En effet, jusqu’alors l’existence d’une entente pouvait en principe justifier l’annulation du contrat en cours d’exécution, puisqu’elle se rattache directement et systématiquement à une pratique dolosive (voir en ce sens, CE, 19 décembre 2007, n°268918, Société Campenon-Bernard, ou plus récemment CE, 10 juillet 2020, n° 420045, Société Lacroix Signalisation c/ Seine-Maritime).

Désormais, la situation semble moins évidente. En effet, l’irrégularité tenant à la soumission de deux offres émanant des filiales d’un même groupe pourrait certes entraîner, à l’initiative d’un tiers intéressé, l’annulation de la procédure de passation dans le cadre d’un référé précontractuel (article L.551-1 du Code de justice administrative) ou la résiliation (voire l’annulation) du contrat au titre d’un recours Tarn et Garonne[5]. Mais, il est moins certain que cette irrégularité puisse constituer un moyen d’une "particulière gravité" conduisant à l’invalidité du contrat en cours d’exécution[6] – bien que l’on ne puisse totalement l’écarter, notamment si l’interdépendance des offres révèle un comportement dolosif.

Il pourrait donc en résulter une forme de sécurisation des contrats en cours, cette hypothèse méritant toutefois d’être confirmée par la jurisprudence.

En conclusion :

  • la décision de l’Autorité de la concurrence ne saurait être considérée comme un blanc-seing permettant à deux filiales d’un même groupe de candidater librement à la passation d’un contrat de commande publique.

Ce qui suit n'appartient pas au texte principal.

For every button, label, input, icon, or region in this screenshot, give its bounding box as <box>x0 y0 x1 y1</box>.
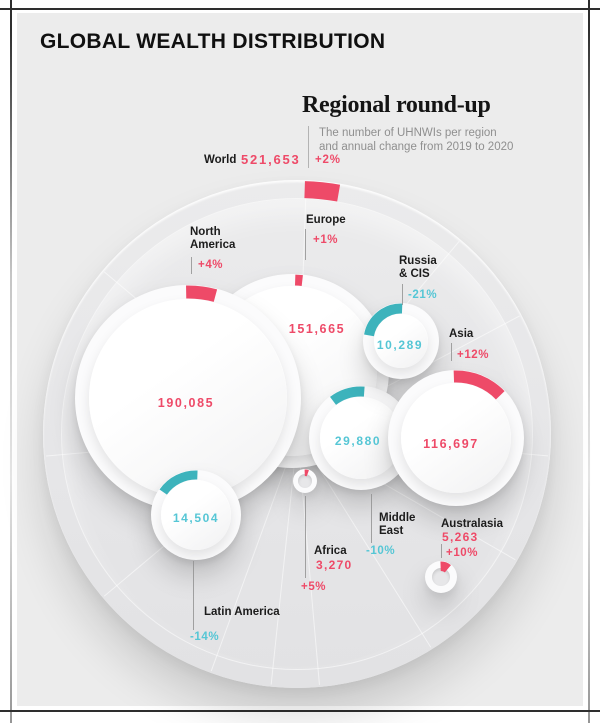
header-divider-line <box>308 126 309 168</box>
bubble-latin-america <box>151 470 241 560</box>
change-arc-north-america <box>186 285 218 302</box>
change-asia: +12% <box>457 349 490 361</box>
bubble-hole-australasia <box>432 568 450 586</box>
change-arc-asia <box>453 370 505 400</box>
change-arc-europe <box>294 274 303 287</box>
bubble-africa <box>293 469 317 493</box>
roundup-heading: Regional round-up <box>302 92 491 118</box>
bubble-face-north-america <box>89 299 287 497</box>
value-middle-east: 29,880 <box>334 434 382 448</box>
change-australasia: +10% <box>446 547 479 559</box>
bubble-asia <box>388 370 524 506</box>
label-latin-america: Latin America <box>204 606 280 618</box>
frame-line-left <box>10 0 12 723</box>
world-value: 521,653 <box>241 152 301 167</box>
change-arc-latin-america <box>159 470 198 495</box>
value-latin-america: 14,504 <box>172 511 220 525</box>
change-africa: +5% <box>301 581 327 593</box>
label-australasia: Australasia <box>441 518 504 530</box>
value-australasia: 5,263 <box>442 530 479 544</box>
tick-asia <box>451 343 452 361</box>
frame-line-top <box>0 8 600 10</box>
tick-australasia <box>441 544 442 558</box>
change-arc-australasia <box>440 561 451 573</box>
tick-latin-america <box>193 561 194 630</box>
change-north-america: +4% <box>198 259 224 271</box>
value-russia-cis: 10,289 <box>376 338 424 352</box>
bubble-face-russia-cis <box>374 314 428 368</box>
bubble-hole-africa <box>298 474 312 488</box>
tick-north-america <box>191 257 192 274</box>
label-africa: Africa <box>314 545 347 557</box>
change-middle-east: -10% <box>366 545 396 557</box>
bubble-face-latin-america <box>161 480 231 550</box>
frame-line-bottom <box>0 710 600 712</box>
page-title: GLOBAL WEALTH DISTRIBUTION <box>40 30 386 53</box>
frame-line-right <box>588 0 590 723</box>
subtitle-line-2: and annual change from 2019 to 2020 <box>319 141 514 153</box>
tick-europe <box>305 229 306 260</box>
change-latin-america: -14% <box>190 631 220 643</box>
value-asia: 116,697 <box>423 437 479 451</box>
subtitle-line-1: The number of UHNWIs per region <box>319 127 497 139</box>
tick-africa <box>305 496 306 578</box>
value-europe: 151,665 <box>288 322 346 336</box>
change-arc-russia-cis <box>364 303 403 337</box>
value-africa: 3,270 <box>316 558 353 572</box>
bubble-australasia <box>425 561 457 593</box>
bubble-middle-east <box>309 386 413 490</box>
change-europe: +1% <box>313 234 339 246</box>
tick-middle-east <box>371 494 372 543</box>
label-europe: Europe <box>306 214 346 226</box>
label-north-america: North America <box>190 226 236 251</box>
tick-russia-cis <box>402 284 403 305</box>
label-russia-cis: Russia & CIS <box>399 255 437 280</box>
bubble-face-asia <box>401 383 511 493</box>
change-russia-cis: -21% <box>408 289 438 301</box>
world-label: World <box>204 154 237 166</box>
change-arc-middle-east <box>330 386 365 406</box>
label-middle-east: Middle East <box>379 512 416 537</box>
label-asia: Asia <box>449 328 474 340</box>
world-change: +2% <box>315 154 341 166</box>
bubble-russia-cis <box>363 303 439 379</box>
value-north-america: 190,085 <box>157 396 215 410</box>
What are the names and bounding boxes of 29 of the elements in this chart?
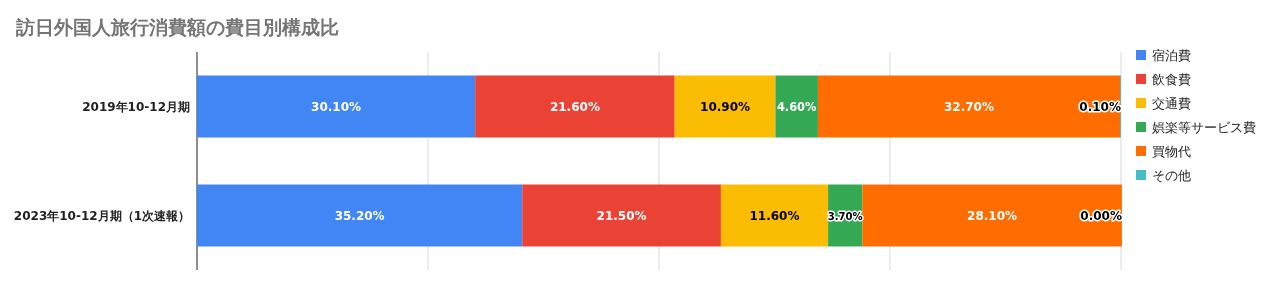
legend-label: 娯楽等サービス費 [1152, 120, 1256, 135]
bar [674, 75, 776, 138]
legend-label: 買物代 [1152, 144, 1191, 159]
bar [862, 184, 1122, 247]
bar [775, 75, 818, 138]
data-label: 32.70% [944, 100, 994, 114]
chart-title: 訪日外国人旅行消費額の費目別構成比 [15, 16, 339, 38]
legend-label: 交通費 [1152, 96, 1191, 111]
data-label: 30.10% [311, 100, 362, 114]
legend-label: その他 [1152, 168, 1191, 183]
y-tick-label: 2023年10-12月期（1次速報） [13, 209, 190, 223]
data-label: 11.60% [749, 209, 800, 223]
data-label: 35.20% [334, 209, 385, 223]
data-label: 28.10% [967, 209, 1018, 223]
data-label: 21.60% [549, 100, 600, 114]
data-label: 4.60% [776, 100, 818, 114]
legend-label: 宿泊費 [1152, 48, 1191, 63]
bar [522, 184, 721, 247]
data-label: 3.70% [827, 211, 863, 222]
bar [197, 75, 476, 138]
bar [475, 75, 675, 138]
data-label: 10.90% [700, 100, 751, 114]
legend-label: 飲食費 [1152, 72, 1191, 87]
data-label: 21.50% [596, 209, 647, 223]
bar [197, 184, 523, 247]
data-label: 0.00% [1080, 209, 1122, 223]
bar [817, 75, 1121, 138]
y-tick-label: 2019年10-12月期 [82, 100, 190, 114]
bar [720, 184, 829, 247]
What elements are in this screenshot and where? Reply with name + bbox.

Cette pratique est en effet étroitement encadrée par le droit de la commande publique et sa validité subordonnée à la démonstration par les sociétés candidates de l’indépendance de leurs offres respectives ;

la circonstance que cette pratique soit désormais sanctionnée par le droit de la commande publique plutôt que par le droit de la concurrence pourrait ne pas être neutre pour les opérateurs économiques, du point de vue des sanctions encourues comme de la sécurisation des contrats en cours.